The legislative accomplishments have been modest, though Cornyn points to efforts to improve access to public records and to provide funds for processing a nationwide backlog of rape kits that could clear up unsolved crimes.

By contrast, the Senate rebuffed Cornyn’s effort to reshape last year’s bipartisan immigration bill, which he opposed, by beefing up border security elements.

“We’ve gotten some singles and maybe an occasional double,” he said. “My hope is that after this election that will change.”

Cornyn, who faces Dallas investor David Alameel on Tuesday, will become the second-most powerful senator if Republicans win the majority. He reflected on his tenure over the course of a half-hour conversation, envisioning a GOP-run Senate that welcomes minority input rather than shutting it out.

The Senate’s dysfunction over the last two years has been “enormously frustrating,” Cornyn said.

The former judge and Texas attorney general won his seat in 2002, replacing Sen. Phil Gramm. With his shock of white hair, courtly demeanor and a gift for projecting reasonableness where others come off as strident, Cornyn, now 62, often was described as a senator from central casting.

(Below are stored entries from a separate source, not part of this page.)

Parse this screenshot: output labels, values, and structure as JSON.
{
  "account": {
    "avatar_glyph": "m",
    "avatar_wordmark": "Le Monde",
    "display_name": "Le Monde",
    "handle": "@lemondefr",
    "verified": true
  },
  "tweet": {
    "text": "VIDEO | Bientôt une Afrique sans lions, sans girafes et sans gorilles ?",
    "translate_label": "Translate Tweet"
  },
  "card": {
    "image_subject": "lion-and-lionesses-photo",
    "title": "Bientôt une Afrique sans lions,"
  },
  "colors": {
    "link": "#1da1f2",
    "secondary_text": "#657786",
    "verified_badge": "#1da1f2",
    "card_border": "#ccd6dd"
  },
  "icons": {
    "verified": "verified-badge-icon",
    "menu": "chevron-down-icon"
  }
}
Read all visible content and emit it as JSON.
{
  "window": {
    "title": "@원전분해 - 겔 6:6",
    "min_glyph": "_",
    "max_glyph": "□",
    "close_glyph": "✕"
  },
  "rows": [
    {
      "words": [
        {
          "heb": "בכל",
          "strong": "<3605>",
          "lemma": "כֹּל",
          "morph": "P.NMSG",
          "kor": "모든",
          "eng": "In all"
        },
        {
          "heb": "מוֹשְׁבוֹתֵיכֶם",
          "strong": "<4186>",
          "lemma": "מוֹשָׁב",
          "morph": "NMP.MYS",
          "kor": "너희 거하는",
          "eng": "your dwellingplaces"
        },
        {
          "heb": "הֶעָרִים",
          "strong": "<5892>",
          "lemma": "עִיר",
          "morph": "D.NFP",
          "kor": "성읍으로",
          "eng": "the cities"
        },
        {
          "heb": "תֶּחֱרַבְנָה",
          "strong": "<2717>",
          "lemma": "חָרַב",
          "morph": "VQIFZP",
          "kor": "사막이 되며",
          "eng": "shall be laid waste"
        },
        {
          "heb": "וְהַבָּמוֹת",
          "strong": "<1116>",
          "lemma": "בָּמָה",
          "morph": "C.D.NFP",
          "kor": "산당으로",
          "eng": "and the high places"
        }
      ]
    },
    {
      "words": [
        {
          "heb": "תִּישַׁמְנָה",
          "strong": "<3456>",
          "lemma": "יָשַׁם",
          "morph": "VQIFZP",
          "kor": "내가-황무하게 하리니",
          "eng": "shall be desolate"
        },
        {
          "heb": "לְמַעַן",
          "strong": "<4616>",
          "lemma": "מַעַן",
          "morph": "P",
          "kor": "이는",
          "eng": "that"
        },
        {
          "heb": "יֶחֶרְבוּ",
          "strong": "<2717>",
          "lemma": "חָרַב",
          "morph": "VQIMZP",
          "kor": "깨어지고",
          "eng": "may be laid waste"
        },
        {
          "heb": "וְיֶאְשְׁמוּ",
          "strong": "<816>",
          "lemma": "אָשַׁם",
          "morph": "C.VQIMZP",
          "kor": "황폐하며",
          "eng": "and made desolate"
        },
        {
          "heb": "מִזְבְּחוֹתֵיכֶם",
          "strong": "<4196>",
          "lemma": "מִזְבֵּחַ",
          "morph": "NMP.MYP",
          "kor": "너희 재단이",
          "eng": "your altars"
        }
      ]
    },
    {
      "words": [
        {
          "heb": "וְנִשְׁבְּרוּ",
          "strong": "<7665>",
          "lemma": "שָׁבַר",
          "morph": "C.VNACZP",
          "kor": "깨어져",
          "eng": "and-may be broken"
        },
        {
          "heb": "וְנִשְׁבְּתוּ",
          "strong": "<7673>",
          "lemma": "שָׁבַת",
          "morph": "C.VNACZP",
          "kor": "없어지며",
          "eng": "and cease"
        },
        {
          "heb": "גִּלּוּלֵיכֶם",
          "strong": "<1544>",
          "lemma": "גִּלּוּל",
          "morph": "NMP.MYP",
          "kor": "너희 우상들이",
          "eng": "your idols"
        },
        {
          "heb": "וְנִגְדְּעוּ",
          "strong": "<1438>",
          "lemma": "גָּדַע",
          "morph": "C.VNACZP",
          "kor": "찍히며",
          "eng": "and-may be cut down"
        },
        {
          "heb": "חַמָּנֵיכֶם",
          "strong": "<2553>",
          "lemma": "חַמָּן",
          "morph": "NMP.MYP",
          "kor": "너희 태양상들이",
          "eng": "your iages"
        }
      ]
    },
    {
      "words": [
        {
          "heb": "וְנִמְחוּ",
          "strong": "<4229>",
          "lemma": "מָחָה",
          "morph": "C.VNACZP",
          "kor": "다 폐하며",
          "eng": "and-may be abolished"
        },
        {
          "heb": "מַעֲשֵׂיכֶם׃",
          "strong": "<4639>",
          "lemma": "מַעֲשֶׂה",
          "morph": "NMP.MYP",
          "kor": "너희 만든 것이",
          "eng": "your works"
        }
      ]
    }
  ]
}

He rose quickly. After four years at the helm of the party’s Senate campaign arm, colleagues elevated him to deputy leader after the 2012 elections.

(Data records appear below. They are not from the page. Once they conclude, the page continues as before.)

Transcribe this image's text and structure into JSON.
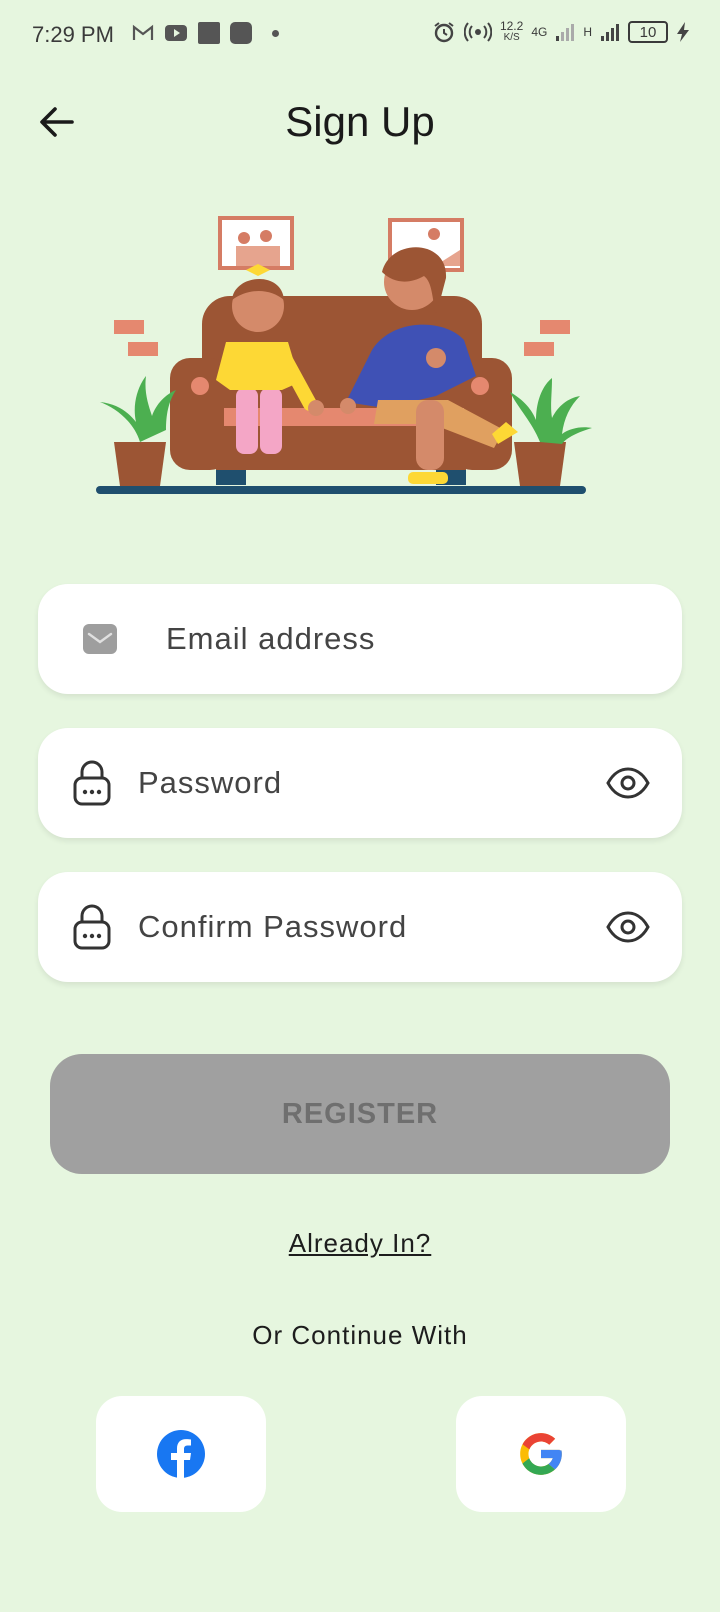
{
  "status_bar": {
    "time": "7:29 PM",
    "speed_value": "12.2",
    "speed_unit": "K/S",
    "network": "4G",
    "network_h": "H",
    "battery": "10"
  },
  "header": {
    "title": "Sign Up"
  },
  "form": {
    "email_placeholder": "Email address",
    "password_placeholder": "Password",
    "confirm_placeholder": "Confirm Password",
    "register_label": "REGISTER"
  },
  "links": {
    "already_in": "Already In?",
    "or_continue": "Or Continue With"
  },
  "social": [
    {
      "name": "facebook",
      "color": "#1877f2"
    },
    {
      "name": "google",
      "colors": [
        "#4285f4",
        "#ea4335",
        "#fbbc05",
        "#34a853"
      ]
    }
  ],
  "colors": {
    "background": "#e6f6df",
    "register_bg": "#a0a0a0",
    "register_text": "#6f6f6f"
  }
}
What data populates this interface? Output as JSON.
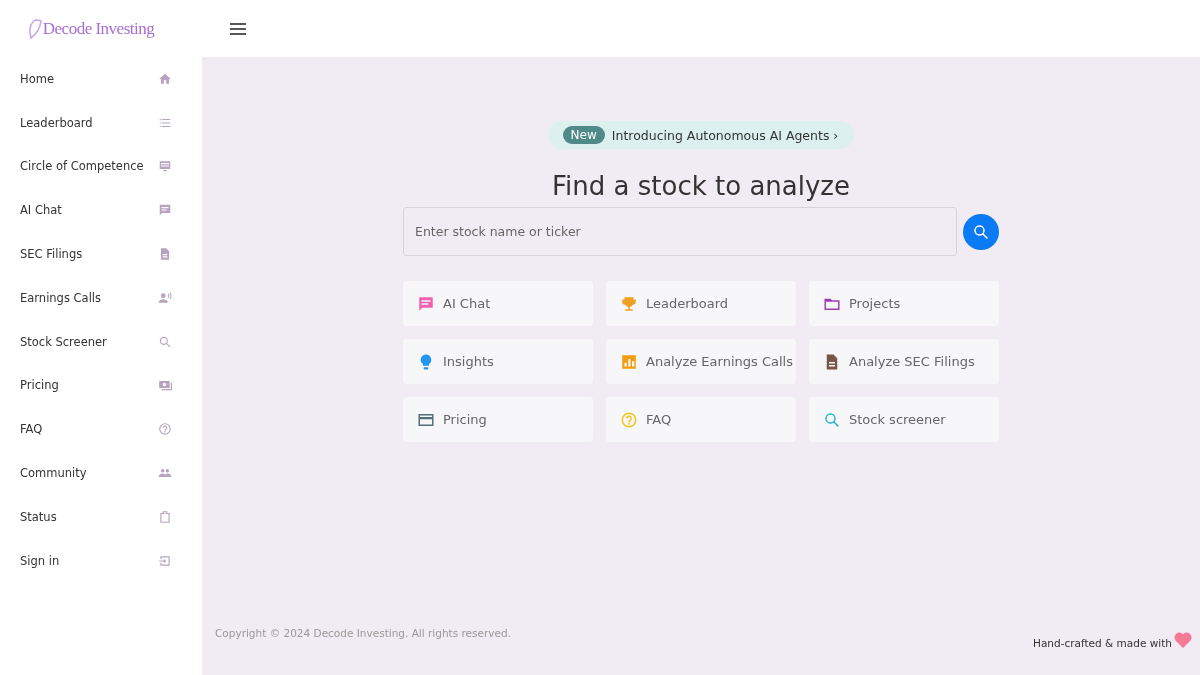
{
  "brand": "Decode Investing",
  "sidebar": {
    "items": [
      {
        "label": "Home"
      },
      {
        "label": "Leaderboard"
      },
      {
        "label": "Circle of Competence"
      },
      {
        "label": "AI Chat"
      },
      {
        "label": "SEC Filings"
      },
      {
        "label": "Earnings Calls"
      },
      {
        "label": "Stock Screener"
      },
      {
        "label": "Pricing"
      },
      {
        "label": "FAQ"
      },
      {
        "label": "Community"
      },
      {
        "label": "Status"
      },
      {
        "label": "Sign in"
      }
    ]
  },
  "announcement": {
    "badge": "New",
    "text": "Introducing Autonomous AI Agents ›"
  },
  "heading": "Find a stock to analyze",
  "search": {
    "placeholder": "Enter stock name or ticker"
  },
  "shortcuts": [
    {
      "label": "AI Chat"
    },
    {
      "label": "Leaderboard"
    },
    {
      "label": "Projects"
    },
    {
      "label": "Insights"
    },
    {
      "label": "Analyze Earnings Calls"
    },
    {
      "label": "Analyze SEC Filings"
    },
    {
      "label": "Pricing"
    },
    {
      "label": "FAQ"
    },
    {
      "label": "Stock screener"
    }
  ],
  "footer": {
    "copyright": "Copyright © 2024 Decode Investing. All rights reserved.",
    "credit": "Hand-crafted & made with"
  }
}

“We’re going to have to find ways to actually govern. And we’ll have the responsibility of doing so,” he said.

Even Democrats seeking re-election have been hard-pressed to cite legislative accomplishments. Republicans blame the gridlock on Majority Leader Harry Reid of Nevada; Democrats accuse Republicans of obstructionism.

“The converse of what they call obstructionism, which is the minority standing up for its rights, is capitulation,” Cornyn said. “And I agree: We have not capitulated to the bullying tactics of Senator Reid and the administration.”

Cornyn’s second term has been punctuated by friction with the party’s tea party wing.

He was in the midst of tussles in 2010, when a GOP majority was within reach. But conservatives demanded ideologically pure, fire-breathing candidates, and a number of flawed nominees ended up losing contests that Cornyn and others viewed as winnable.

When Texans sent tea partier Ted Cruz to the Senate two years later to replace Kay Bailey Hutchison, Cornyn found himself with a junior partner eager to stir things up.

The government shutdown Cruz instigated a year ago in an effort to remove funding for the implementation of Obamacare was avoidable and unwise, Cornyn said.

“That was an insurgency-led effort. And it didn’t turn out well. I never believed that you’d get Senator Reid to allow a vote on repealing Obamacare,” nor that Obama would go along, Cornyn said. “It really was never going to be a successful tactic.”

He and other GOP leaders “certainly tried” to avert the episode, Cornyn said.

“Ted has learned, sure. He’s a smart guy. I haven’t seen him or any other people leading that effort doing it again,” he said. “Look, I’ve made mistakes in my time in the Senate. I’ve tried to learn from them.”

I asked for two examples. He laughed and declined.

“I’m not going to catalog my mistakes for you,” he said. “I’ve got too many and you don’t have time.”